Saturday, November 6, 2010

An Emotional Visit with Al the Barber

Al's Barber Shop in Los Altos, California, painted by artist Patricia Howard in 1999.

It took me eight months to gather my courage to go see my father's friend, Al Galedridge, or "Al the Barber" as he is known hereabouts. It is difficult for me to believe it has been eight months since I lost my Dad.

I was afraid I would cry when I saw Al. And I did anyway. But Al didn't seem to mind.

Robin, Al Galedridge, and Ashley Chapman, about 2004.

My Dad was Al's customer for 64 years, ever before there was an Al's barbershop. The two World War II veterans met when my father was living in Palo Alto and Al was working for another barber on University Avenue, not far from Stanford University.

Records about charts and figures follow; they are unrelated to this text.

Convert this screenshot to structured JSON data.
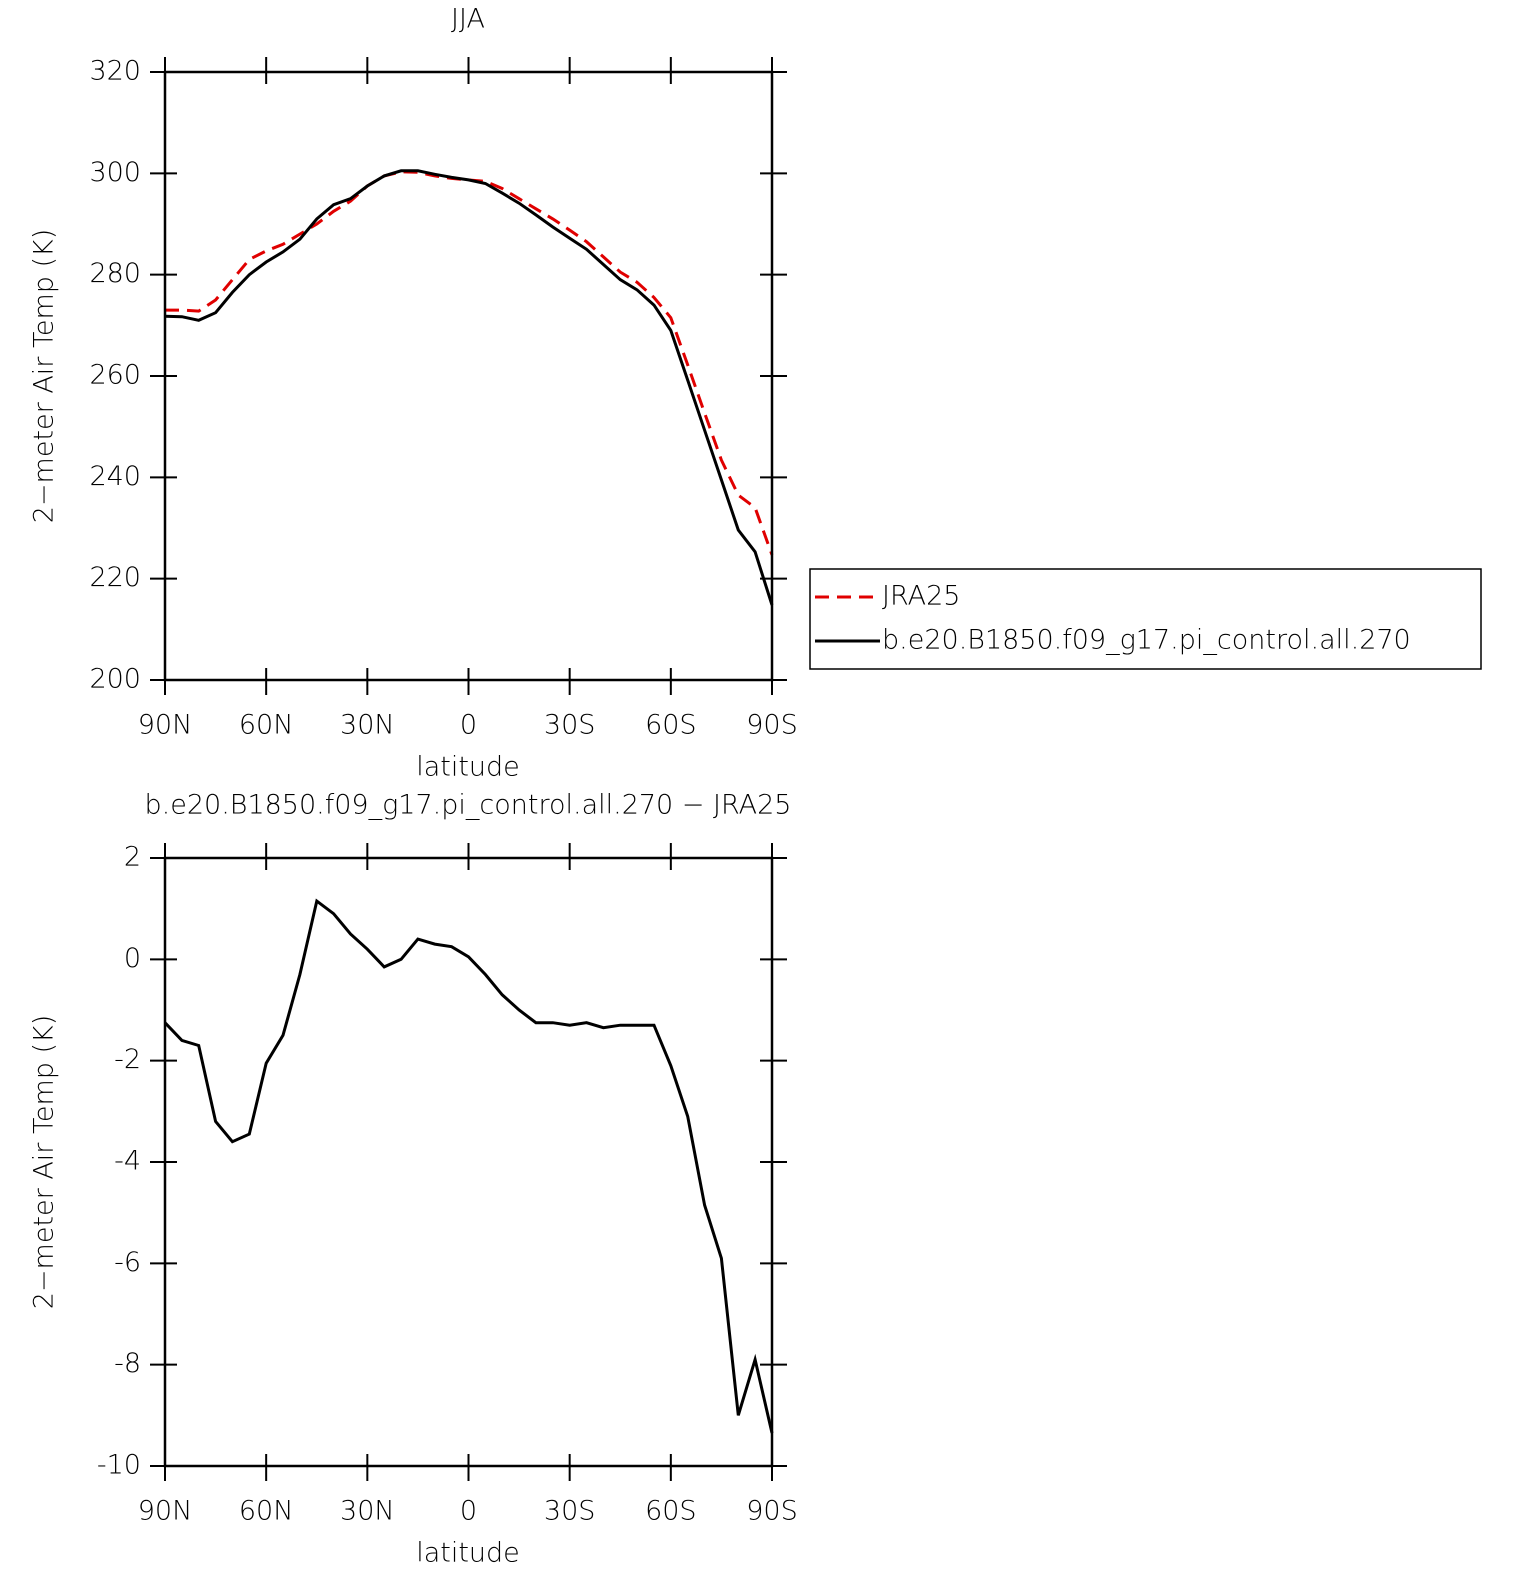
{
  "chart_data": [
    {
      "type": "line",
      "title": "JJA",
      "x_label": "latitude",
      "y_label": "2−meter Air Temp (K)",
      "x": [
        90,
        85,
        80,
        75,
        70,
        65,
        60,
        55,
        50,
        45,
        40,
        35,
        30,
        25,
        20,
        15,
        10,
        5,
        0,
        -5,
        -10,
        -15,
        -20,
        -25,
        -30,
        -35,
        -40,
        -45,
        -50,
        -55,
        -60,
        -65,
        -70,
        -75,
        -80,
        -85,
        -90
      ],
      "xlim": [
        90,
        -90
      ],
      "xticks": [
        {
          "value": 90,
          "label": "90N"
        },
        {
          "value": 60,
          "label": "60N"
        },
        {
          "value": 30,
          "label": "30N"
        },
        0,
        {
          "value": -30,
          "label": "30S"
        },
        {
          "value": -60,
          "label": "60S"
        },
        {
          "value": -90,
          "label": "90S"
        }
      ],
      "ylim": [
        200,
        320
      ],
      "yticks": [
        200,
        220,
        240,
        260,
        280,
        300,
        320
      ],
      "legend": true,
      "series": [
        {
          "name": "JRA25",
          "color": "#e00000",
          "dash": true,
          "values": [
            273,
            273,
            272.8,
            275,
            279,
            283,
            284.7,
            286,
            288,
            290,
            292.5,
            294.5,
            297.5,
            299.5,
            300.3,
            300.2,
            299.5,
            299,
            298.7,
            298.4,
            297,
            295,
            293,
            291,
            288.8,
            286.5,
            283.5,
            280.5,
            278.5,
            275.5,
            271.5,
            262.2,
            252.7,
            243.4,
            236.5,
            234,
            224.7
          ]
        },
        {
          "name": "b.e20.B1850.f09_g17.pi_control.all.270",
          "color": "#000000",
          "dash": false,
          "values": [
            271.8,
            271.7,
            271,
            272.5,
            276.5,
            280,
            282.5,
            284.5,
            287,
            291,
            293.8,
            295,
            297.5,
            299.5,
            300.5,
            300.5,
            299.8,
            299.2,
            298.7,
            298,
            296.1,
            294.1,
            291.8,
            289.4,
            287.2,
            285,
            282,
            279,
            277,
            274,
            269,
            259.2,
            249.3,
            239.5,
            229.6,
            225.3,
            214.8
          ]
        }
      ]
    },
    {
      "type": "line",
      "title": "b.e20.B1850.f09_g17.pi_control.all.270 − JRA25",
      "x_label": "latitude",
      "y_label": "2−meter Air Temp (K)",
      "x": [
        90,
        85,
        80,
        75,
        70,
        65,
        60,
        55,
        50,
        45,
        40,
        35,
        30,
        25,
        20,
        15,
        10,
        5,
        0,
        -5,
        -10,
        -15,
        -20,
        -25,
        -30,
        -35,
        -40,
        -45,
        -50,
        -55,
        -60,
        -65,
        -70,
        -75,
        -80,
        -85,
        -90
      ],
      "xlim": [
        90,
        -90
      ],
      "xticks": [
        {
          "value": 90,
          "label": "90N"
        },
        {
          "value": 60,
          "label": "60N"
        },
        {
          "value": 30,
          "label": "30N"
        },
        0,
        {
          "value": -30,
          "label": "30S"
        },
        {
          "value": -60,
          "label": "60S"
        },
        {
          "value": -90,
          "label": "90S"
        }
      ],
      "ylim": [
        -10,
        2
      ],
      "yticks": [
        -10,
        -8,
        -6,
        -4,
        -2,
        0,
        2
      ],
      "legend": false,
      "series": [
        {
          "color": "#000000",
          "dash": false,
          "values": [
            -1.25,
            -1.6,
            -1.7,
            -3.2,
            -3.6,
            -3.45,
            -2.05,
            -1.5,
            -0.3,
            1.15,
            0.9,
            0.5,
            0.2,
            -0.15,
            0,
            0.4,
            0.3,
            0.25,
            0.05,
            -0.3,
            -0.7,
            -1,
            -1.25,
            -1.25,
            -1.3,
            -1.25,
            -1.35,
            -1.3,
            -1.3,
            -1.3,
            -2.1,
            -3.1,
            -4.85,
            -5.9,
            -9,
            -7.9,
            -9.35
          ]
        }
      ]
    }
  ]
}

The two men moved with their families to nearby Los Altos at about the same time and the friendship continued. I was born after the move and remember Al so well, looking up at him from the vantage point of a tiny child.

The lawn is mowed and Dad isn't wearing a tie, so he and Robin (she's the little one) may be getting ready to go see Al the barber.

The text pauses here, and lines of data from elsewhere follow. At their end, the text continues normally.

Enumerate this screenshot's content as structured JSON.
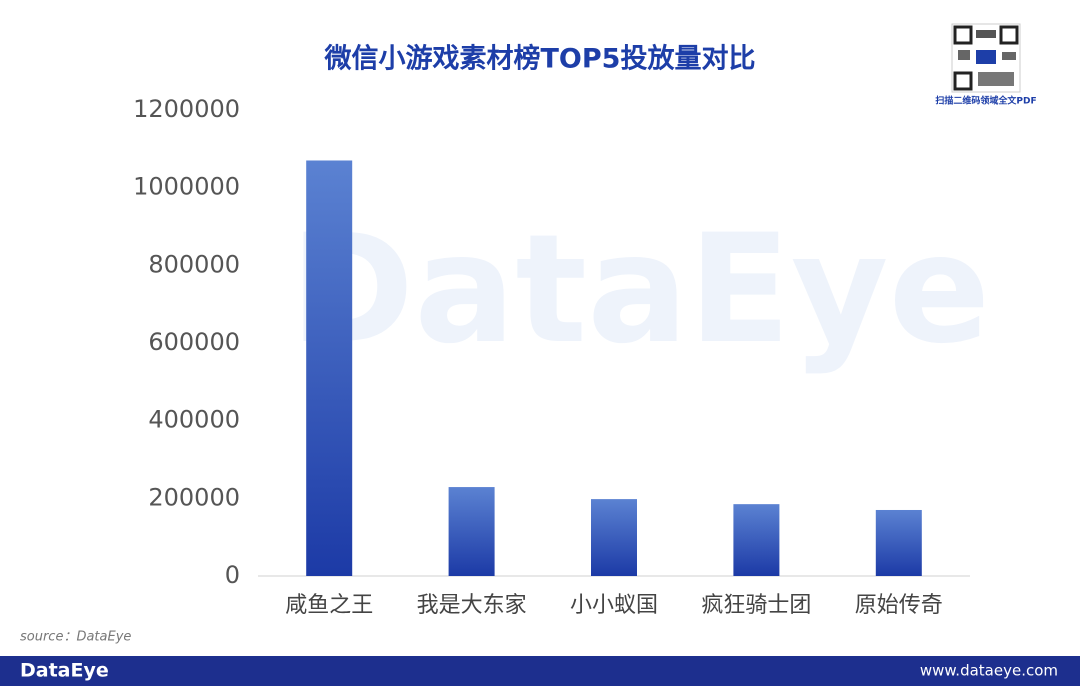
{
  "chart_data": {
    "type": "bar",
    "title": "微信小游戏素材榜TOP5投放量对比",
    "categories": [
      "咸鱼之王",
      "我是大东家",
      "小小蚁国",
      "疯狂骑士团",
      "原始传奇"
    ],
    "values": [
      1070000,
      229000,
      198000,
      185000,
      170000
    ],
    "color": "#2f56c2",
    "ylim": [
      0,
      1200000
    ],
    "yticks": [
      0,
      200000,
      400000,
      600000,
      800000,
      1000000,
      1200000
    ],
    "grid": false
  },
  "page": {
    "watermark": "DataEye",
    "source": "source：DataEye",
    "qr_caption": "扫描二维码领域全文PDF",
    "footer_brand": "DataEye",
    "footer_url": "www.dataeye.com"
  }
}
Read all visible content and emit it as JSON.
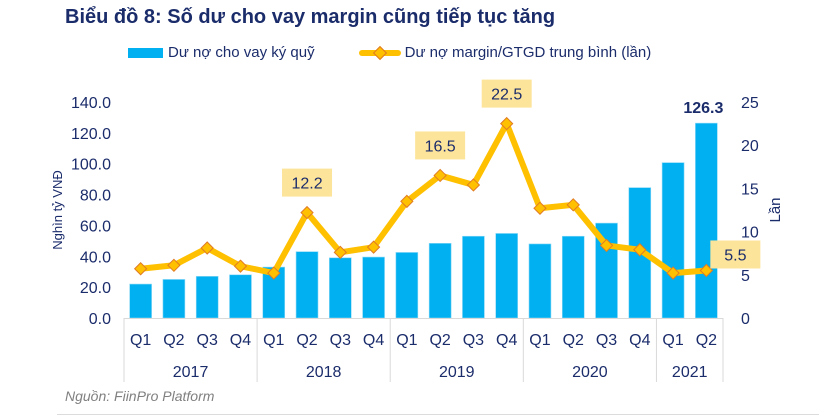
{
  "chart_data": {
    "type": "bar",
    "title": "Biểu đồ 8: Số dư cho vay margin cũng tiếp tục tăng",
    "categories": [
      "Q1",
      "Q2",
      "Q3",
      "Q4",
      "Q1",
      "Q2",
      "Q3",
      "Q4",
      "Q1",
      "Q2",
      "Q3",
      "Q4",
      "Q1",
      "Q2",
      "Q3",
      "Q4",
      "Q1",
      "Q2"
    ],
    "groups": [
      {
        "label": "2017",
        "count": 4
      },
      {
        "label": "2018",
        "count": 4
      },
      {
        "label": "2019",
        "count": 4
      },
      {
        "label": "2020",
        "count": 4
      },
      {
        "label": "2021",
        "count": 2
      }
    ],
    "series": [
      {
        "name": "Dư nợ cho vay ký quỹ",
        "type": "bar",
        "axis": "left",
        "color": "#00b0f0",
        "values": [
          22.0,
          25.0,
          27.0,
          28.0,
          33.0,
          43.0,
          39.0,
          39.5,
          42.5,
          48.4,
          53.0,
          54.8,
          48.0,
          53.0,
          61.5,
          84.5,
          100.7,
          126.3
        ],
        "labels": {
          "17": "126.3"
        }
      },
      {
        "name": "Dư nợ margin/GTGD trung bình (lần)",
        "type": "line",
        "axis": "right",
        "color": "#ffc000",
        "marker_edge": "#e07b24",
        "values": [
          5.7,
          6.1,
          8.1,
          6.0,
          5.2,
          12.2,
          7.6,
          8.2,
          13.5,
          16.5,
          15.4,
          22.5,
          12.7,
          13.1,
          8.4,
          7.9,
          5.2,
          5.5
        ],
        "labels": {
          "5": "12.2",
          "9": "16.5",
          "11": "22.5",
          "17": "5.5"
        }
      }
    ],
    "ylabel": "Nghìn tỷ VNĐ",
    "ylim": [
      0,
      140
    ],
    "yticks": [
      "0.0",
      "20.0",
      "40.0",
      "60.0",
      "80.0",
      "100.0",
      "120.0",
      "140.0"
    ],
    "y2label": "Lần",
    "y2lim": [
      0,
      25
    ],
    "y2ticks": [
      "0",
      "5",
      "10",
      "15",
      "20",
      "25"
    ],
    "grid": false,
    "legend": "top"
  },
  "legend": {
    "bar_label": "Dư nợ cho vay ký quỹ",
    "line_label": "Dư nợ margin/GTGD trung bình (lần)"
  },
  "source": "Nguồn: FiinPro Platform"
}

On Saturdays, when my mother was tired of my sister and me, Dad would take us with him to the barbershop. To me it was an exotic place filled with the scent of hair oil, the sounds of men laughing and (in those days) smoking, and with strange-looking men's specialty magazines scattered about. There were cars on the cover of these magazine, and guns, and other such male-type things.

I was a little intimidated by the place, but Al was kind to children and always kept Tootsie Rolls around, which he gave to my sister and me when he had finished up with our father. Later, I went to high school with Al's daughter.

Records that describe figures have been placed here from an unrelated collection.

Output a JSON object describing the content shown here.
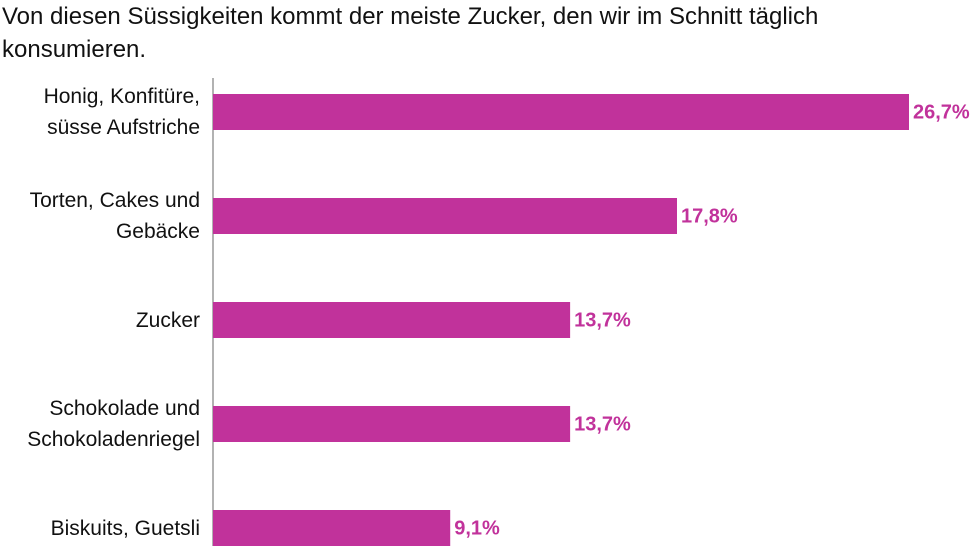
{
  "chart_data": {
    "type": "bar",
    "orientation": "horizontal",
    "title": "Von diesen Süssigkeiten kommt der meiste Zucker, den wir im Schnitt täglich konsumieren.",
    "categories": [
      "Honig, Konfitüre, süsse Aufstriche",
      "Torten, Cakes und Gebäcke",
      "Zucker",
      "Schokolade und Schokoladenriegel",
      "Biskuits, Guetsli"
    ],
    "values": [
      26.7,
      17.8,
      13.7,
      13.7,
      9.1
    ],
    "value_labels": [
      "26,7%",
      "17,8%",
      "13,7%",
      "13,7%",
      "9,1%"
    ],
    "color": "#c1329b"
  }
}
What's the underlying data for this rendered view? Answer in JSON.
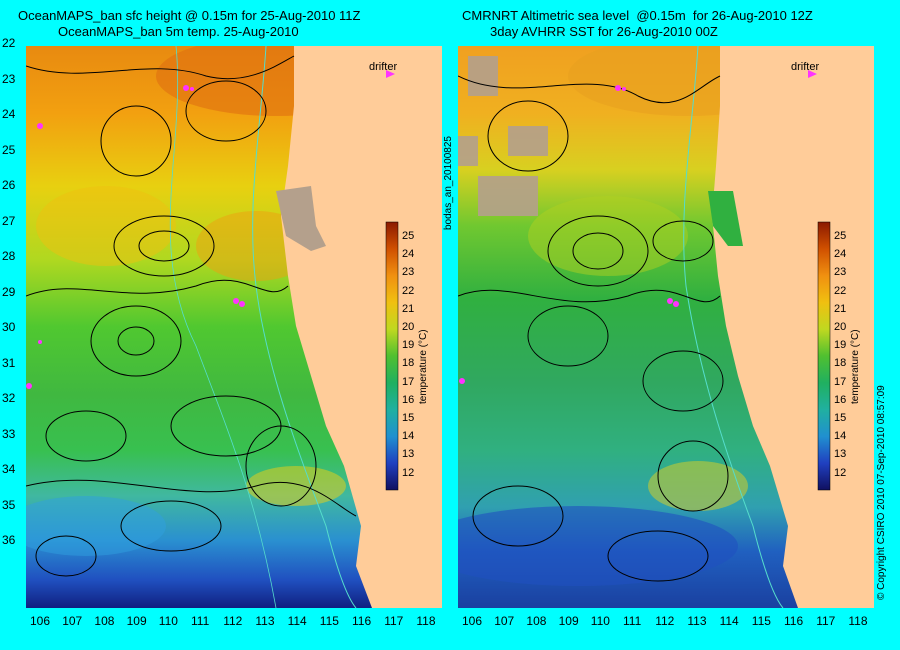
{
  "left_panel": {
    "title_line1": "OceanMAPS_ban sfc height @ 0.15m for 25-Aug-2010 11Z",
    "title_line2": "OceanMAPS_ban 5m temp. 25-Aug-2010",
    "drifter_label": "drifter",
    "colorbar_label": "temperature (°C)"
  },
  "right_panel": {
    "title_line1": "CMRNRT Altimetric sea level  @0.15m  for 26-Aug-2010 12Z",
    "title_line2": "3day AVHRR SST for 26-Aug-2010 00Z",
    "drifter_label": "drifter",
    "colorbar_label": "temperature (°C)"
  },
  "middle_side_text": "bodas_an_20100825",
  "right_side_text": "© Copyright CSIRO 2010   07-Sep-2010 08:57:09",
  "latitudes": [
    "22",
    "23",
    "24",
    "25",
    "26",
    "27",
    "28",
    "29",
    "30",
    "31",
    "32",
    "33",
    "34",
    "35",
    "36"
  ],
  "longitudes": [
    "106",
    "107",
    "108",
    "109",
    "110",
    "111",
    "112",
    "113",
    "114",
    "115",
    "116",
    "117",
    "118"
  ],
  "colorbar_ticks": [
    "25",
    "24",
    "23",
    "22",
    "21",
    "20",
    "19",
    "18",
    "17",
    "16",
    "15",
    "14",
    "13",
    "12"
  ],
  "colors": {
    "background": "#00ffff",
    "land": "#ffcc99",
    "cloud": "#b4a08c",
    "drifter": "#ff33ff",
    "contour": "#000000",
    "isobath": "#55ddcc"
  }
}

Over the years, Dad and Al talked politics and investing during my Dad's weekly visits for a trim. The story goes that Louie, one of Al's barbers, was able to retire early on all the investments he made based on the gossip he heard in this prime shop in Silicon Valley--with HP, IBM, Lockheed, Intel, Cisco, Google, and eBay all nearby, and each one with executives who needed frequent haircuts.

Dad and Al did okay too, though both kept working. Al, six years younger than my father, continues to work on Friday and Saturday. The two men knew each other such a long time, I wrote a story about their friendship for the local newspaper in 2009 in what turned out to be the last year of my father's life.

Al cutting my father's hair in a photo from a story I wrote for the Los Altos Town Crier in 2009.

Dad's hair had gone this gorgeous color of white over the years, and Al's hair had disappeared entirely. "Does that every bother you?" I asked for the story I was writing. "Oh, only every day," Al said and laughed.

Today, I stopped by, finally, eight months after Dad's funeral, with a box of donuts for Al and his customers. I talked to Al about Dad and I cried a little, though I tried not to show it. Al always asks me when I'm going to go back into television because he was one of my fans when I worked at nearby KRON-TV in San Francisco. I guess he assumes the world of television news is still clamoring for my talent. I told him I thought I might do some free-lancing, which actually is one of my plans, and that made Al happy.

Al didn't come to Dad's funeral and I know why he didn't. He is old enough to have lost a lot of customers and, at age 84, he tries to live in the present. I understand.

When Dad was near the end, I called Al and he came up to my Dad's nursing home to give Dad what turned out to be his last haircut. Al always treated my father as if he was as fit and well as he was when they first met, and my father truly enjoyed having Al cut his hair. It was a familiar star in Dad's universe and it felt good. It felt familiar. It is difficult for me to recall that last time they were together, just a few weeks before my Dad died.

But I finally sucked it up and went to see Al. Al who has known me since I was a baby. I'm glad I made the visit. It was like going to see family. And that felt so good.